As we transition to a “hybrid world,” the companies that have a strong product roadmap will continue to grow and lap their competition, as a product roadmap allows you to strategically not box yourself in to chase after good growth opportunities. A strong product roadmap enables you to understand tradeoffs that much of your competition may not yet realize while also allowing you to manage your consumers’ expectations better. Capitalizing on opportunities that make sense for your future customer while satisfying your present customer is the key to achieving the most critical metric for any business, retention. Nike’s foray into the Metaverse comes at a cost, as it may distract them from their IRL shoes, despite new competitors coming at them every day like All Birds and ON Running. But they’re able to make this choice and choose this opportunity because they always knew that they wanted their product presence to exist in all worlds and their brand to be intrinsic to all generations.

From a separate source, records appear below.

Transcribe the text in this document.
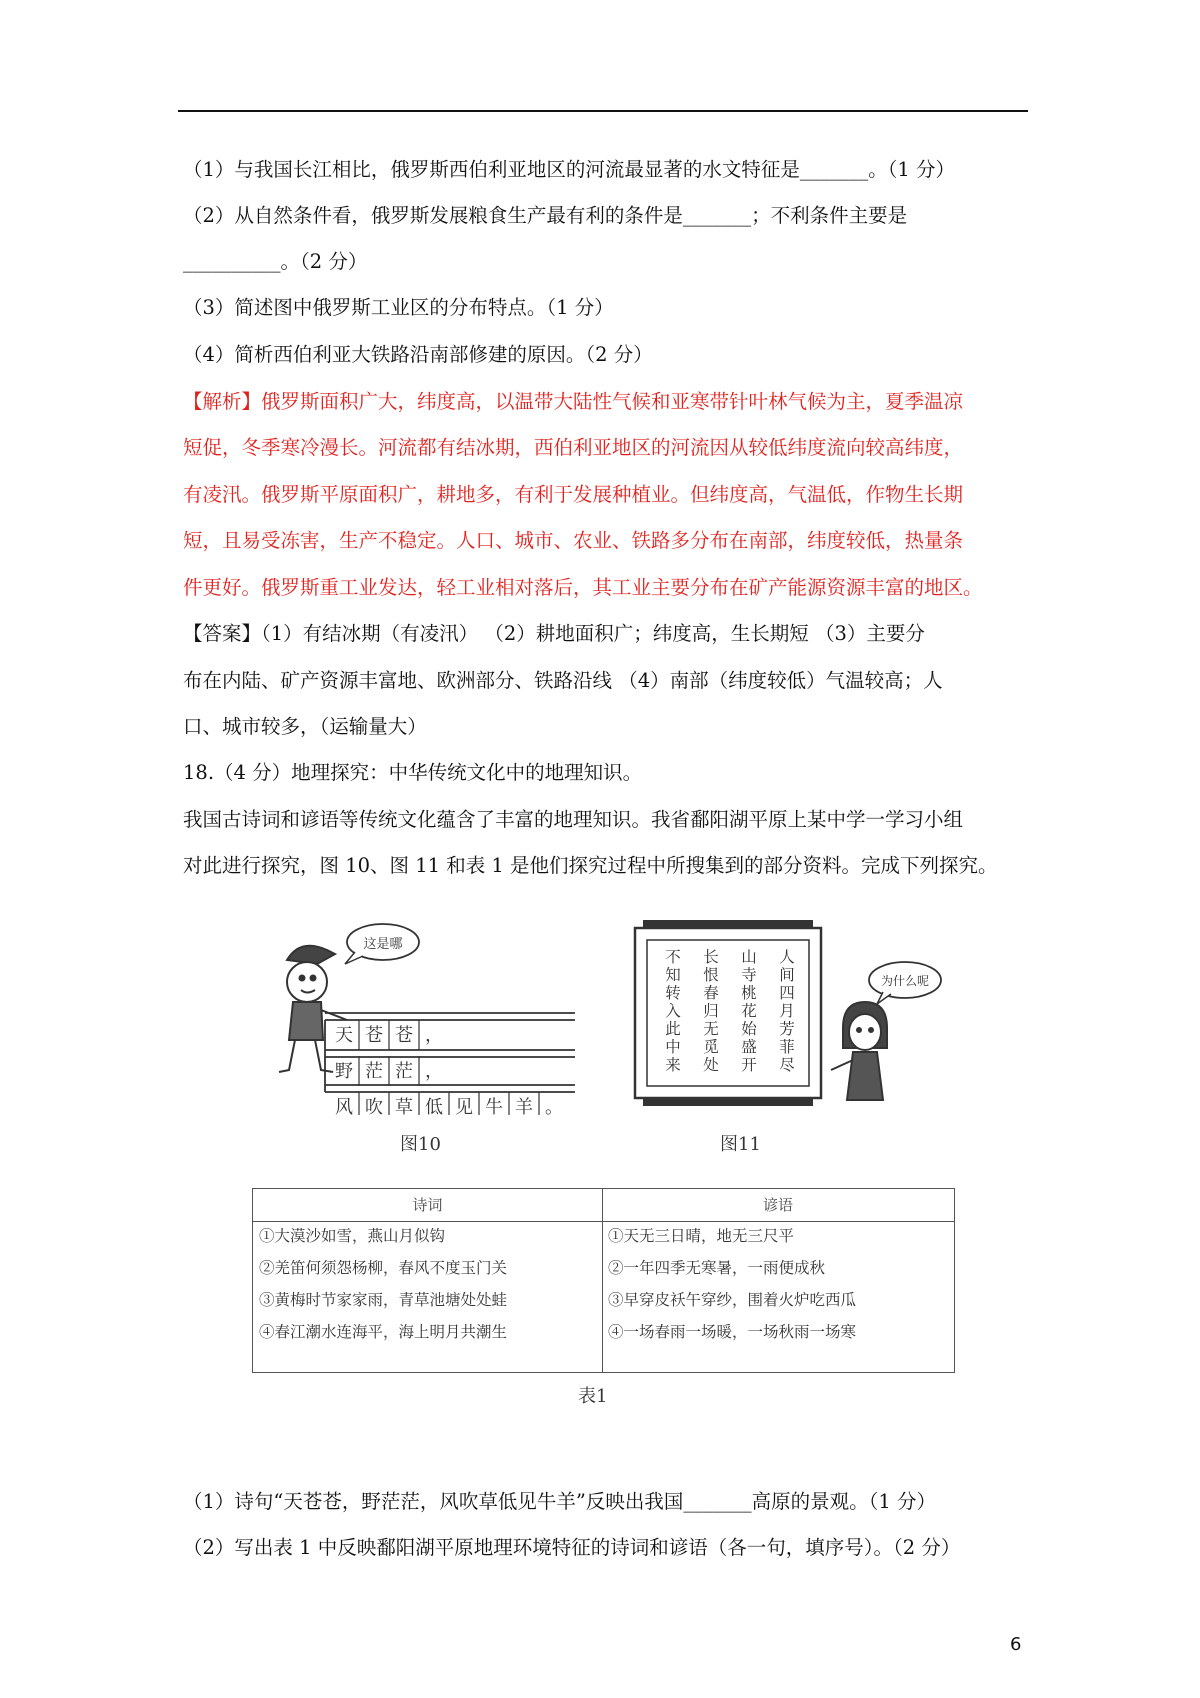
（1）与我国长江相比，俄罗斯西伯利亚地区的河流最显著的水文特征是_______。（1 分）
（2）从自然条件看，俄罗斯发展粮食生产最有利的条件是_______；不利条件主要是
__________。（2 分）
（3）简述图中俄罗斯工业区的分布特点。（1 分）
（4）简析西伯利亚大铁路沿南部修建的原因。（2 分）
【解析】俄罗斯面积广大，纬度高，以温带大陆性气候和亚寒带针叶林气候为主，夏季温凉
短促，冬季寒冷漫长。河流都有结冰期，西伯利亚地区的河流因从较低纬度流向较高纬度，
有凌汛。俄罗斯平原面积广，耕地多，有利于发展种植业。但纬度高，气温低，作物生长期
短，且易受冻害，生产不稳定。人口、城市、农业、铁路多分布在南部，纬度较低，热量条
件更好。俄罗斯重工业发达，轻工业相对落后，其工业主要分布在矿产能源资源丰富的地区。
【答案】（1）有结冰期（有凌汛） （2）耕地面积广；纬度高，生长期短 （3）主要分
布在内陆、矿产资源丰富地、欧洲部分、铁路沿线 （4）南部（纬度较低）气温较高；人
口、城市较多，（运输量大）
18.（4 分）地理探究：中华传统文化中的地理知识。
我国古诗词和谚语等传统文化蕴含了丰富的地理知识。我省鄱阳湖平原上某中学一学习小组
对此进行探究，图 10、图 11 和表 1 是他们探究过程中所搜集到的部分资料。完成下列探究。
这是哪
天 苍 苍 ，
野 茫 茫 ，
风 吹 草 低 见 牛 羊 。
图10
人
间
四
月
芳
菲
尽
山
寺
桃
花
始
盛
开
长
恨
春
归
无
觅
处
不
知
转
入
此
中
来
为什么呢
图11
诗词
①大漠沙如雪，燕山月似钩
②羌笛何须怨杨柳，春风不度玉门关
③黄梅时节家家雨，青草池塘处处蛙
④春江潮水连海平，海上明月共潮生
谚语
①天无三日晴，地无三尺平
②一年四季无寒暑，一雨便成秋
③早穿皮袄午穿纱，围着火炉吃西瓜
④一场春雨一场暖，一场秋雨一场寒
表1
（1）诗句“天苍苍，野茫茫，风吹草低见牛羊”反映出我国_______高原的景观。（1 分）
（2）写出表 1 中反映鄱阳湖平原地理环境特征的诗词和谚语（各一句，填序号）。（2 分）
6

Customers will always stay with a business as long as they keep them happy and make them lick at their lips for what’s coming next. Tesla is the master at this. The first automaker went directly to their consumer and received a $518 million loan. Remember, after announcing the Model 3, over 518K future customers paid the $1000 preorder price that also ensured Tesla $21.7B in revenue before they ever released a single Model 3. They continue executing this playbook by creating a car that consistently meets their customer’s expectations and constantly tease a future experience that is consistently years late but always financed by prospective customers. Despite always being late, it doesn’t matter as Tesla continues to have high retention for any eclectic vehicle buyer. Tesla uses its product roadmap as a strategic advantage to maintain and ensure high retention.
As you continue to think about your roadmap as a weapon rather than just a talking point, it allows you to have the proper discussions regarding the tradeoffs you’re willing to make. Are you ready to lose some customers to gain new customers? Can you allow some present customers to be unsatisfied at the cost of going after growth that your competition can’t easily access? The moment you’re able to have these conversations, you’ll realize that you’re at the point where your company is on the cusp of planting a large moat for itself while your competitors scramble to chase after your crumbs.

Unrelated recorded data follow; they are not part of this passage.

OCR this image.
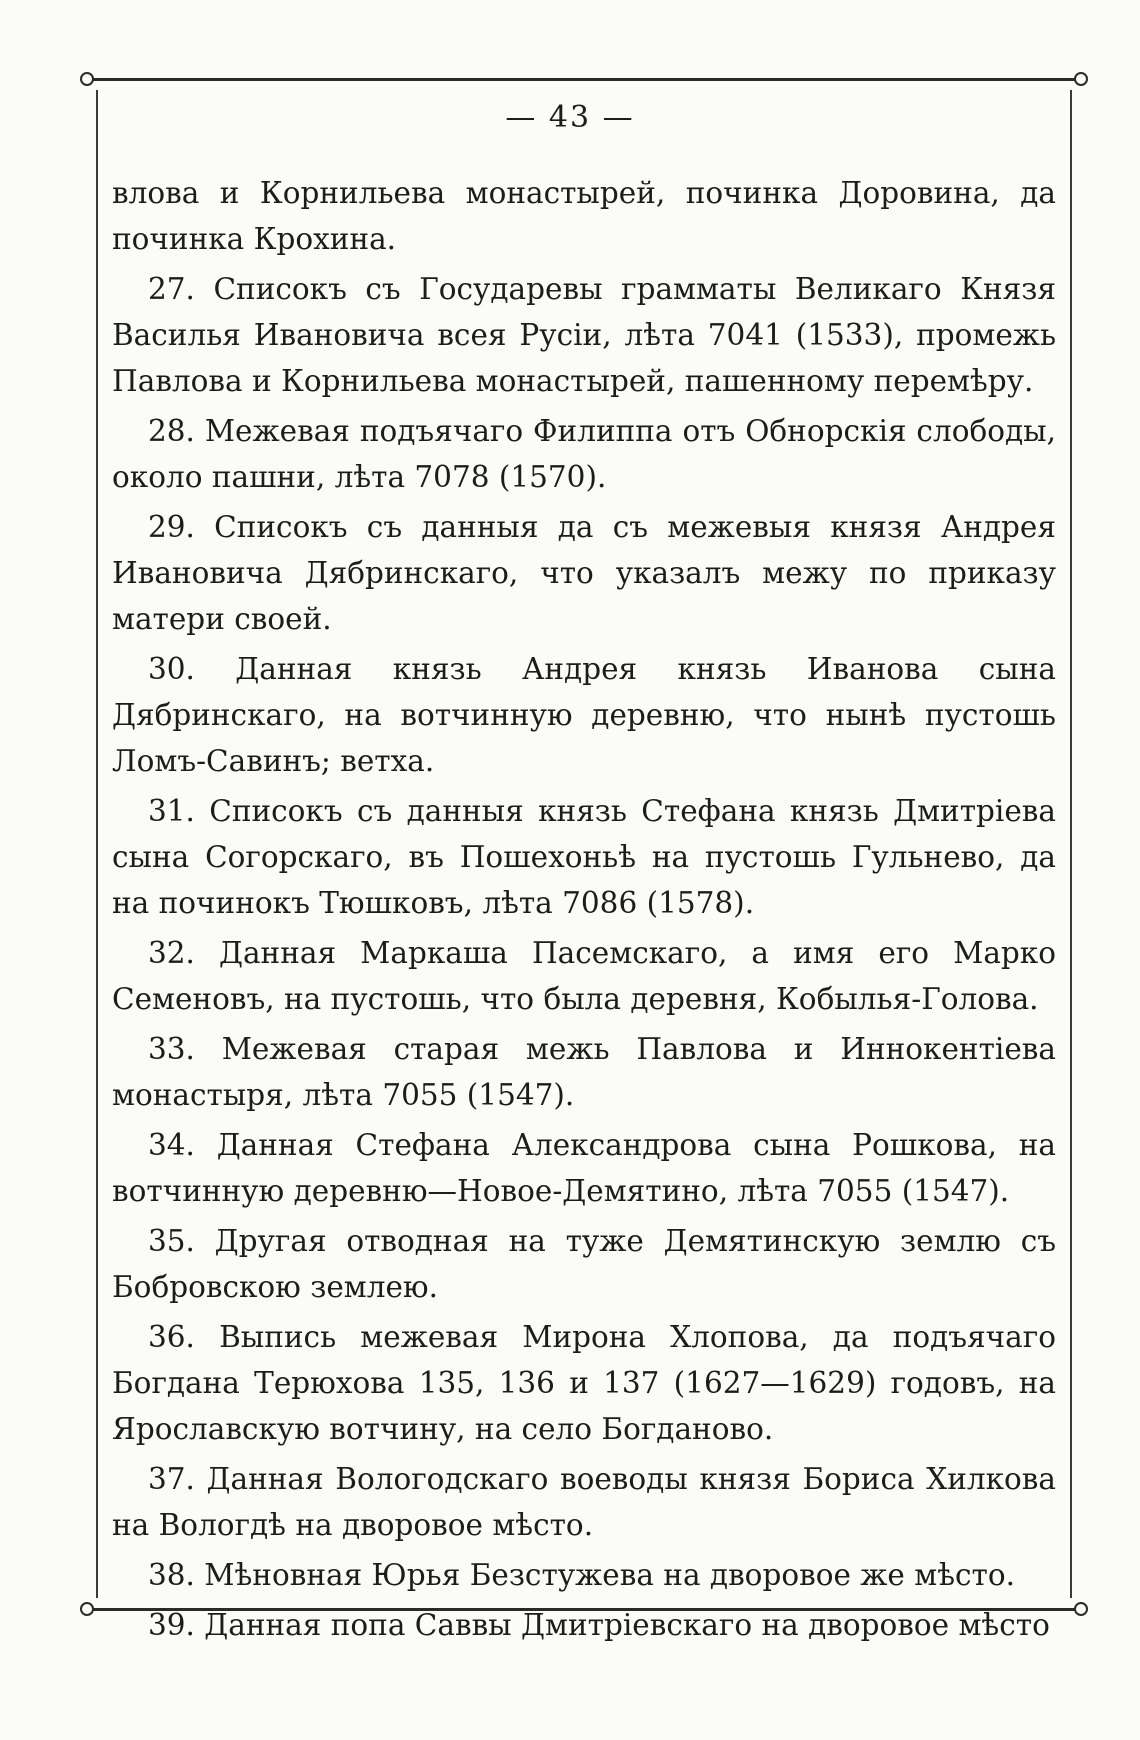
— 43 —

влова и Корнильева монастырей, починка Доровина, да починка Крохина.

27. Списокъ съ Государевы грамматы Великаго Князя Василья Ивановича всея Русіи, лѣта 7041 (1533), промежь Павлова и Корнильева монастырей, пашенному перемѣру.

28. Межевая подъячаго Филиппа отъ Обнорскія слободы, около пашни, лѣта 7078 (1570).

29. Списокъ съ данныя да съ межевыя князя Андрея Ивановича Дябринскаго, что указалъ межу по приказу матери своей.

30. Данная князь Андрея князь Иванова сына Дябринскаго, на вотчинную деревню, что нынѣ пустошь Ломъ-Савинъ; ветха.

31. Списокъ съ данныя князь Стефана князь Дмитріева сына Согорскаго, въ Пошехоньѣ на пустошь Гульнево, да на починокъ Тюшковъ, лѣта 7086 (1578).

32. Данная Маркаша Пасемскаго, а имя его Марко Семеновъ, на пустошь, что была деревня, Кобылья-Голова.

33. Межевая старая межь Павлова и Иннокентіева монастыря, лѣта 7055 (1547).

34. Данная Стефана Александрова сына Рошкова, на вотчинную деревню—Новое-Демятино, лѣта 7055 (1547).

35. Другая отводная на тужe Демятинскую землю съ Бобровскою землею.

36. Выпись межевая Мирона Хлопова, да подъячаго Богдана Терюхова 135, 136 и 137 (1627—1629) годовъ, на Ярославскую вотчину, на село Богданово.

37. Данная Вологодскаго воеводы князя Бориса Хилкова на Вологдѣ на дворовое мѣсто.

38. Мѣновная Юрья Безстужева на дворовое же мѣсто.

39. Данная попа Саввы Дмитріевскаго на дворовое мѣсто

When we compare the present fortune of Peloton, we can see that by not having a proper product roadmap, they’re now at the whims of PR and external factors that they cannot control. By not teasing their consumers about their brand’s future and why their consumers should stay with them, they are now susceptible to the external fluctuation of media, personalities, and press. As they have nothing to show, talk, or express when these snafus happen, which forces them to react to the present commentary rather than steer it towards the future and what they’re trying to build.
Currently, Peloton sees a trend of fewer rides, lowering revenue, supply chain issues, and a large audience. Peloton has made it harder on themselves to recognize who they’re trying to please, how, and why. By chasing the growth available to them in 2020 at the cost of not solidifying their product roadmap, they may have acquired too many of the wrong consumers for them to grow back into that $48B market cap. If they had their product roadmap figured out in 2020, they would’ve been able to attract consumers they want that would help them get to that $48B, rather than now hope and pray that not another HBO character dies after a Peloton ride. Though, to be fair, I almost always feel like I’m dead after an Alex Toussaint class.